Legendary swimming coach Eddie Reese won his 15th national championship in March. Then he promptly retired as soon as UT got back home from Greensboro, N.C.
“How do you define a guy that’s won a championship under six presidents?” Del Conte said on Reese’s retirement Zoom call. “You think about the history from 1981 to now, what’s happened in our country. It’s just mind-boggling.”
Del Conte got good news Thursday when Reese unretired to chase more championships.
The men’s tennis team won the national championship in 2019, but this year it was time for the UT women to take command. Coach Howard Joffe’s Longhorns clinched the program’s third national title with a thrilling 4-3 win over Pepperdine.
May concluded with coach Dave O’Neill’s rowing team winning its first national championship in Sarasota, Fla.
“Words can’t describe how you feel in that moment. Electric,” senior rower Alexandria Watson said moments after UT’s boat crossed the line first in the finale.
Along the way this spring, coach Jerritt Elliott’s volleyball team was the national runner-up after losing a heartbreaker to Kentucky. The women’s basketball team reached the Elite Eight under first-year coach Vic Schaefer. Men’s and women’s golf both made the NCAAs, and the softball team reached the NCAA super regionals.
The men’s track and field team tied for sixth at the NCAA Outdoor Championships while the women’s team tied for seventh.
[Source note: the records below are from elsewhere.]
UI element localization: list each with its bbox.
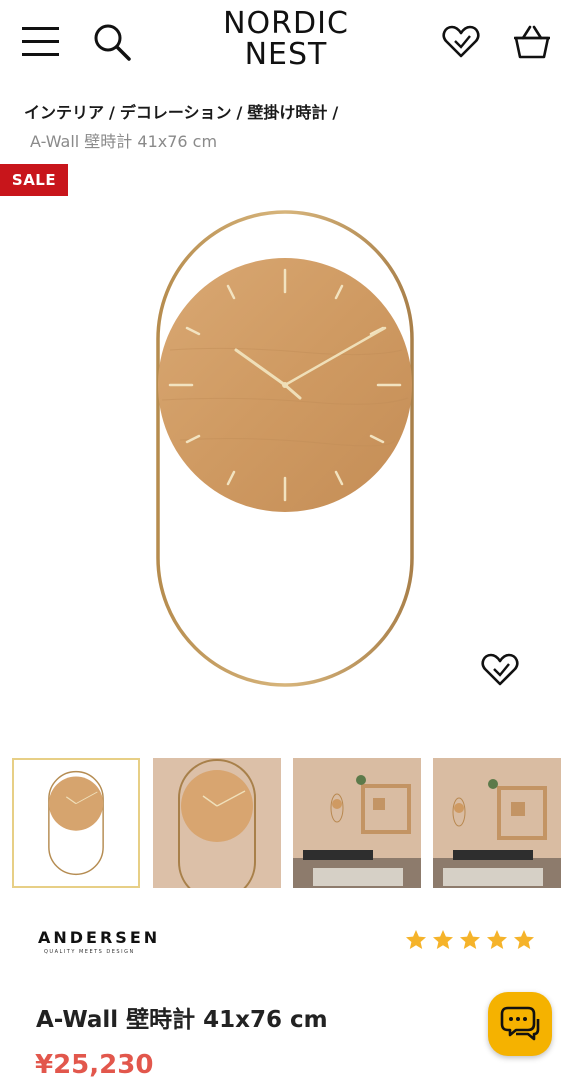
star-icon bbox=[460, 930, 480, 949]
product-price: ¥25,230 bbox=[35, 1050, 154, 1080]
search-icon[interactable] bbox=[92, 22, 132, 62]
brand-tagline: QUALITY MEETS DESIGN bbox=[44, 949, 135, 955]
thumbnail-3[interactable] bbox=[293, 758, 421, 888]
breadcrumb-item-wall-clocks[interactable]: 壁掛け時計 bbox=[247, 103, 327, 122]
breadcrumb-item-interior[interactable]: インテリア bbox=[24, 103, 104, 122]
breadcrumb-separator: / bbox=[236, 103, 243, 122]
menu-icon[interactable] bbox=[22, 24, 60, 58]
site-header: NORDIC NEST bbox=[0, 0, 573, 86]
brand-name: ANDERSEN bbox=[38, 928, 161, 947]
logo-line-2: NEST bbox=[244, 37, 328, 72]
breadcrumb: インテリア / デコレーション / 壁掛け時計 / bbox=[24, 99, 343, 123]
star-icon bbox=[406, 930, 426, 949]
breadcrumb-current: A-Wall 壁時計 41x76 cm bbox=[30, 132, 218, 151]
breadcrumb-separator: / bbox=[109, 103, 115, 122]
star-icon bbox=[487, 930, 507, 949]
thumbnail-2[interactable] bbox=[153, 758, 281, 888]
heart-icon[interactable] bbox=[442, 24, 480, 60]
clock-illustration bbox=[156, 210, 414, 687]
basket-icon[interactable] bbox=[512, 22, 552, 62]
sale-badge: SALE bbox=[0, 164, 68, 196]
star-icon bbox=[514, 930, 534, 949]
logo-line-1: NORDIC bbox=[223, 6, 349, 41]
breadcrumb-separator: / bbox=[332, 103, 339, 122]
star-rating[interactable] bbox=[404, 928, 538, 954]
thumbnail-gallery bbox=[12, 758, 562, 888]
product-title: A-Wall 壁時計 41x76 cm bbox=[36, 1007, 328, 1033]
star-icon bbox=[433, 930, 453, 949]
site-logo[interactable]: NORDIC NEST bbox=[200, 8, 372, 70]
brand-logo[interactable]: ANDERSEN QUALITY MEETS DESIGN bbox=[38, 928, 158, 955]
thumbnail-4[interactable] bbox=[433, 758, 561, 888]
chat-button[interactable] bbox=[488, 992, 552, 1056]
chat-icon bbox=[500, 1006, 540, 1041]
thumbnail-1[interactable] bbox=[12, 758, 140, 888]
breadcrumb-item-decoration[interactable]: デコレーション bbox=[120, 103, 232, 122]
add-to-wishlist-icon[interactable] bbox=[480, 652, 520, 688]
product-image[interactable] bbox=[140, 200, 430, 695]
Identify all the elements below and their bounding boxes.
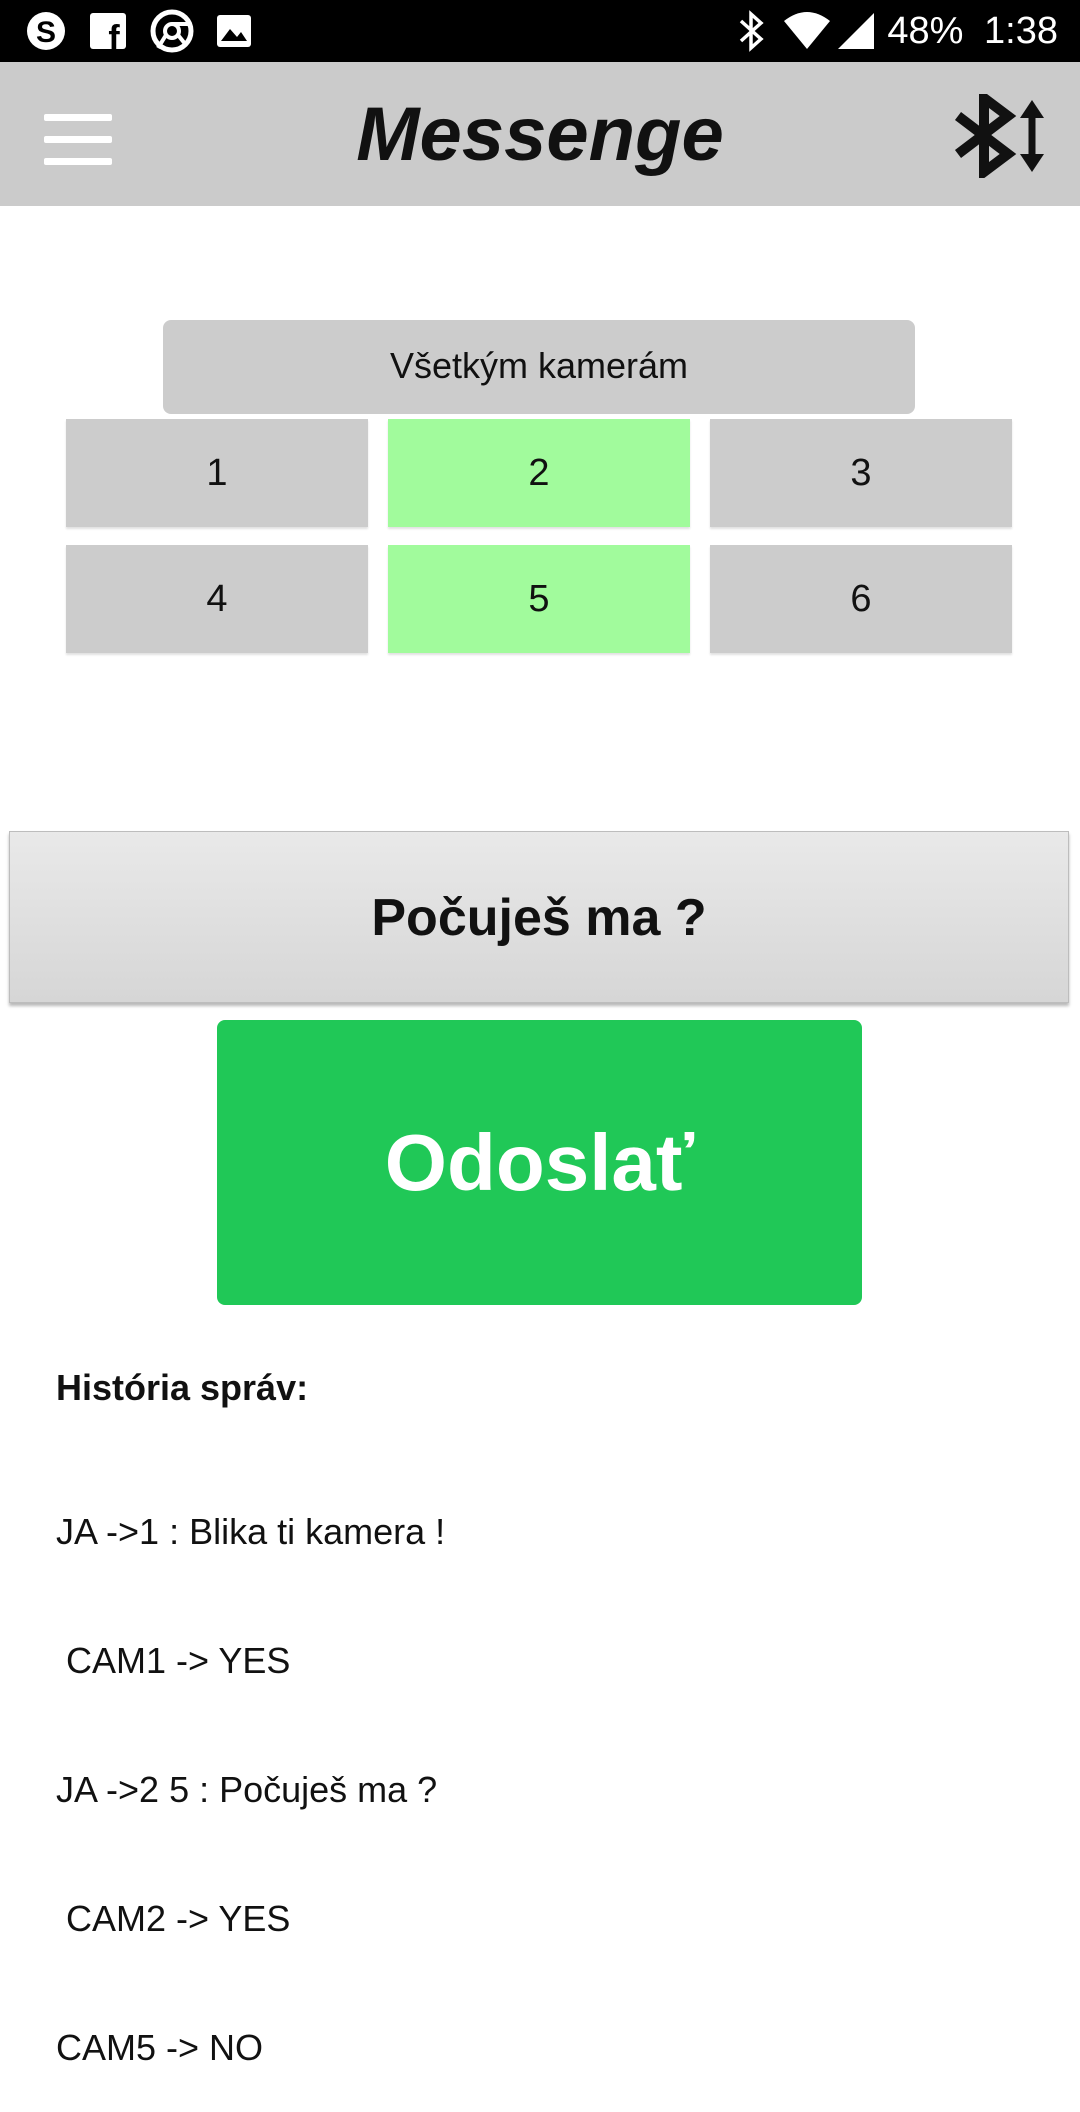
status-bar: S f 48% 1:38 [0,0,1080,62]
history-line: CAM5 -> NO [56,2027,264,2068]
history-line: JA ->2 5 : Počuješ ma ? [56,1769,438,1810]
gallery-icon [217,15,251,47]
clock: 1:38 [984,10,1058,52]
battery-percent: 48% [887,10,964,52]
skype-icon: S [27,12,65,50]
history-line: CAM1 -> YES [56,1640,291,1681]
page-title: Messenge [356,92,724,177]
wifi-icon [784,12,830,49]
chrome-icon [150,9,194,53]
svg-text:S: S [36,16,56,49]
camera-button-2[interactable]: 2 [388,419,690,527]
history-log: JA ->1 : Blika ti kamera ! CAM1 -> YES J… [56,1424,445,2112]
all-cameras-button[interactable]: Všetkým kamerám [163,320,915,414]
camera-button-5[interactable]: 5 [388,545,690,653]
svg-text:f: f [108,19,120,53]
facebook-icon: f [90,13,126,53]
bluetooth-transfer-icon[interactable] [950,94,1050,178]
history-line: JA ->1 : Blika ti kamera ! [56,1511,446,1552]
camera-button-3[interactable]: 3 [710,419,1012,527]
history-line: CAM2 -> YES [56,1898,291,1939]
camera-button-4[interactable]: 4 [66,545,368,653]
battery-time: 48% 1:38 [887,8,1058,54]
app-bar: Messenge [0,62,1080,206]
camera-button-1[interactable]: 1 [66,419,368,527]
signal-icon [838,13,874,49]
history-label: História správ: [56,1367,309,1408]
camera-button-6[interactable]: 6 [710,545,1012,653]
bluetooth-icon [739,10,764,52]
message-input[interactable]: Počuješ ma ? [9,831,1069,1003]
send-button[interactable]: Odoslať [217,1020,862,1305]
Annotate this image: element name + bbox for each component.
Tara Davis became the first UT woman to win the NCAA long jump outdoor title.
To close out the athletic year, the Texas baseball team got back to the College World Series after dashing through the regional and super regional rounds at UFCU Disch-Falk Field.
This stunning run of success closed out a turbulent year in which athletes were tested at least three times a week for COVID-19. The athletic facilities were closed for a while last summer and only reopened after health protocols were implemented.
Teams had ready-made excuses for poor performances. Controversy erupted over “The Eyes of Texas,” the school song, last summer and fall, and some coaches faced hard conversations with Black athletes about UT’s racial past.
Still, if someone is keeping score, Texas expects to win. And there was a lot of winning during the 2020-21 school year.